En diciembre de 1983 el presidente Raúl Alfonsín creó la Comisión Nacional sobre la desaparición de Personas con el objetivo de que investigara las violaciones a los Derechos Humanos producidas durante la extensión de la dictadura militar, objetivo que se cumplió en septiembre de 1984 con el informe final producido por la comisión que tomó la forma de libro y se denominó Nunca más.

El Gobierno ordenó el juzgamiento de los responsables del terrorismo de Estado en el llamado Juicio a las Juntas. Su sentencia condenó a los integrantes de las Juntas Militares a penas por delitos de lesa humanidad, incluyendo la reclusión perpetua de los principales responsables. Este juicio es, aún hoy, único en su especie, y sentó precedentes para que se incluyera en el Código Penal la figura de la desaparición forzada de personas, imitada por varios países y que logró a la vez que las Naciones Unidas la declarara delito de lesa humanidad. Fue también el precedente para la Convención Interamericano sobre Desaparición Forzada de Personas, firmada en 1994 lo considerara un delito de lesa humanidad y por tanto imprescriptible.

A esta altura del conocimiento de la verdad de los hechos acaecidos en los años de plomo de la dictadura, la decisión de la Corte es, cuando menos, una falta de conocimiento grave del sentimiento colectivo de defensa de los derechos y humanos y de la firme voluntad de que los culpables tengan su castigo para que la perversidad no se repita nunca más.

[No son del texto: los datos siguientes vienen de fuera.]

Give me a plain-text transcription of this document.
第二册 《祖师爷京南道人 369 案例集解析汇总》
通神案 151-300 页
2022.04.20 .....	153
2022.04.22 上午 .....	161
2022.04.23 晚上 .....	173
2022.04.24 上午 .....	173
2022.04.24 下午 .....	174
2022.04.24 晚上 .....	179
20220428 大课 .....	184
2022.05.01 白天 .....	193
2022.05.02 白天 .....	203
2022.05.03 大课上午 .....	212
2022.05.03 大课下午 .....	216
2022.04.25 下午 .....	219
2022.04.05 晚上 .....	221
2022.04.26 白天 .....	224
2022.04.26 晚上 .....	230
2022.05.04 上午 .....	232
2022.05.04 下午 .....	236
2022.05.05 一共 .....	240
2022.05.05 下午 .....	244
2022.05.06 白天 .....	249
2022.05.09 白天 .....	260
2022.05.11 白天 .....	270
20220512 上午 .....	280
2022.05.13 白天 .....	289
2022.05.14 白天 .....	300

Los supremos equivocados no deben olvidar que durante más de cuarenta años las abuelas, las madres, los hijos, los familiares lucharon por la aplicación de las leyes, por la concreción de la justicia en castigos concretos contra los criminales, con las garantías que no tuvieron sus víctimas. Jamás propiciaron la justicia por mano propia, siempre confiaron en las instituciones, en los jueces. Por ello, señores abogados supremos, es decepcionante y esencialmente injusto el fallo que dictaron a contramano de la historia.